Participants who had CD4+ count ≤ 200 cells/μl were nearly five times more likely to have leucopenia than those who had CD4+ count ≥ 500 cells/μl PLWHA. This finding is consistent with other studies done in India (2012), Brazil (2011) and Uganda (2014) [28,29,30]. Another predictor of leucopenia in this study was malaria parasitic density. Those study participants who had a higher malaria parasitic density were 13% less likely to be leucopenic than those having the lowest parasitic density. However, in contrast to this a study from Cameroon (2012) reported that parasite density is not significantly associated with any hematological parameters [27].

Malaria and HIV are highly prevalent infection in the developing countries, especially in sub-Saharan Africa. They cause hematological abnormalities which decrease the immune response and increase adult mortality. Therefore, assessment of hematological abnormalities in malaria HIV co-infection individuals has remarkable benefit to prevent HIV malaria co-morbidity [31].

In general, this study was a comparative cross sectional study which tried to identify independent factors of hematological profiles in HIV and malaria co infected individuals.

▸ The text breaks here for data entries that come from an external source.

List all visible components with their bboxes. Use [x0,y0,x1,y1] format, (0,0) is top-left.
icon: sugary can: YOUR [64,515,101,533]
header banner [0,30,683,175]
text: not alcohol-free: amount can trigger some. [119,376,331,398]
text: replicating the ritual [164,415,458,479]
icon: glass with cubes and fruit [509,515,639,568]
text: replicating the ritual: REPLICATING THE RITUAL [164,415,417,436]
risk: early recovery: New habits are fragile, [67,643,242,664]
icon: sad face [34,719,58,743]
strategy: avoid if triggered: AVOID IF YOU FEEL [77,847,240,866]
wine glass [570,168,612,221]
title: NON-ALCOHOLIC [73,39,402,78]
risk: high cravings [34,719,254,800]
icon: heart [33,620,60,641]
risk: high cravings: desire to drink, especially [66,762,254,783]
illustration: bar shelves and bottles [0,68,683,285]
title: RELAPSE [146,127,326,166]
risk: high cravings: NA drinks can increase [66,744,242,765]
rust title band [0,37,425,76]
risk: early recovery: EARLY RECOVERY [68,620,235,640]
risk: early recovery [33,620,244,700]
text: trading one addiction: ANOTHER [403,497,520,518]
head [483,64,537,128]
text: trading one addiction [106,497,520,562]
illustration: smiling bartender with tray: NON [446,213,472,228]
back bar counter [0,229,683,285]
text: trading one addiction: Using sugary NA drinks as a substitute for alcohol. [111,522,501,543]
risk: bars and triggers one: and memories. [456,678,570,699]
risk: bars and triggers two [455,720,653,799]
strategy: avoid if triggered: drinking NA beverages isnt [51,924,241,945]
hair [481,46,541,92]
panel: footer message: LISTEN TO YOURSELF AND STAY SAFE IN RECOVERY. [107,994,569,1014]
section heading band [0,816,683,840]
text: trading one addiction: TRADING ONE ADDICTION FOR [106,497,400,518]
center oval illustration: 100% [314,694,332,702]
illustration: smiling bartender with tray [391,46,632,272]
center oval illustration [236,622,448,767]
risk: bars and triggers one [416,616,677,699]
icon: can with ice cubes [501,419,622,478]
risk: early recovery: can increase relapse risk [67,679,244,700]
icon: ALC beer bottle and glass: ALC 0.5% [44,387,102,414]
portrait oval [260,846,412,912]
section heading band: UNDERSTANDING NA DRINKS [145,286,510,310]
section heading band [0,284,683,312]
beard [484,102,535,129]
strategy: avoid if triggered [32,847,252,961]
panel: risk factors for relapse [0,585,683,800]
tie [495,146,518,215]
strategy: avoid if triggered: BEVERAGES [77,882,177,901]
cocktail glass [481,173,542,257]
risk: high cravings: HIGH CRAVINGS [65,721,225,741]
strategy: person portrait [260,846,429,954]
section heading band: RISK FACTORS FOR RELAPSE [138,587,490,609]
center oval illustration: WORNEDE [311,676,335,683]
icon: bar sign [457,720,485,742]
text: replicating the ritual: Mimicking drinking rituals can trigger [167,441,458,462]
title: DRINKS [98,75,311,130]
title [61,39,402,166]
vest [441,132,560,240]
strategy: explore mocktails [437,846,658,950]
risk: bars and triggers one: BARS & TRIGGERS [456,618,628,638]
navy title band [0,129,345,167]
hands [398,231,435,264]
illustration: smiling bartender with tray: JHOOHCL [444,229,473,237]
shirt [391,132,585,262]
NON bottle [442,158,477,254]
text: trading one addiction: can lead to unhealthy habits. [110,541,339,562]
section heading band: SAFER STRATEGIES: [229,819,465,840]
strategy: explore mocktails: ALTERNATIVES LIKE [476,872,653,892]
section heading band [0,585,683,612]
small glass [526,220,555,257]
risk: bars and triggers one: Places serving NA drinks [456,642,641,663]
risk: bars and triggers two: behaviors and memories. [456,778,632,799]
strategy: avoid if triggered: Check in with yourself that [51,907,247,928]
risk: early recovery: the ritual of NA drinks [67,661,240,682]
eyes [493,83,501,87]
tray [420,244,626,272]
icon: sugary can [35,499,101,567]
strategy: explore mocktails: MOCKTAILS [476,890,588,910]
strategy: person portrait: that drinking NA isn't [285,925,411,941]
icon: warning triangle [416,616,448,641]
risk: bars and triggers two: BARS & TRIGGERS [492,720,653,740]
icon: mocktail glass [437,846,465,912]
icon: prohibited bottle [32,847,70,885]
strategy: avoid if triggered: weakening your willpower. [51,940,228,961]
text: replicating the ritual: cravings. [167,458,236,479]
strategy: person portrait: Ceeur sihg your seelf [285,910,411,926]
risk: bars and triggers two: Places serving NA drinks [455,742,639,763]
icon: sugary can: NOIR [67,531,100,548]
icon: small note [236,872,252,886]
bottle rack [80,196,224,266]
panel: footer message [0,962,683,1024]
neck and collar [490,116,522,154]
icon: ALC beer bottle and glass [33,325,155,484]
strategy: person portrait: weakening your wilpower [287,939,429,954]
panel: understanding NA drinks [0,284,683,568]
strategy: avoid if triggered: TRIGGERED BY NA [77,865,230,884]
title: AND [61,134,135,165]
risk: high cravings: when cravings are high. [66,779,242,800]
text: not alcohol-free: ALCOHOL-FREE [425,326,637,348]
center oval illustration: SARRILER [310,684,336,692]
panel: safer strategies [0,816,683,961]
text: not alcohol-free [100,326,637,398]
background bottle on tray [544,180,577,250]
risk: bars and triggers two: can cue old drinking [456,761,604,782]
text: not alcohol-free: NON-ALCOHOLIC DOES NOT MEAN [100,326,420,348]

The limitations of the study are: first this study is limited by its cross sectional design, not longitudinal, preventing assessment of cause and effect relationship. Second, we did not consider the malaria seasonality and species identification using PCR.

Conclusions

Findings suggest that the prevalence of anemia and thrombocytopenia were significantly higher in the malaria and HIV coinfected patients than the HIV mono-infected patients. Mean values of hematological profiles were significantly different in the two groups. Future prospective studies with larger sample size from other settings are needed to substantiate the findings.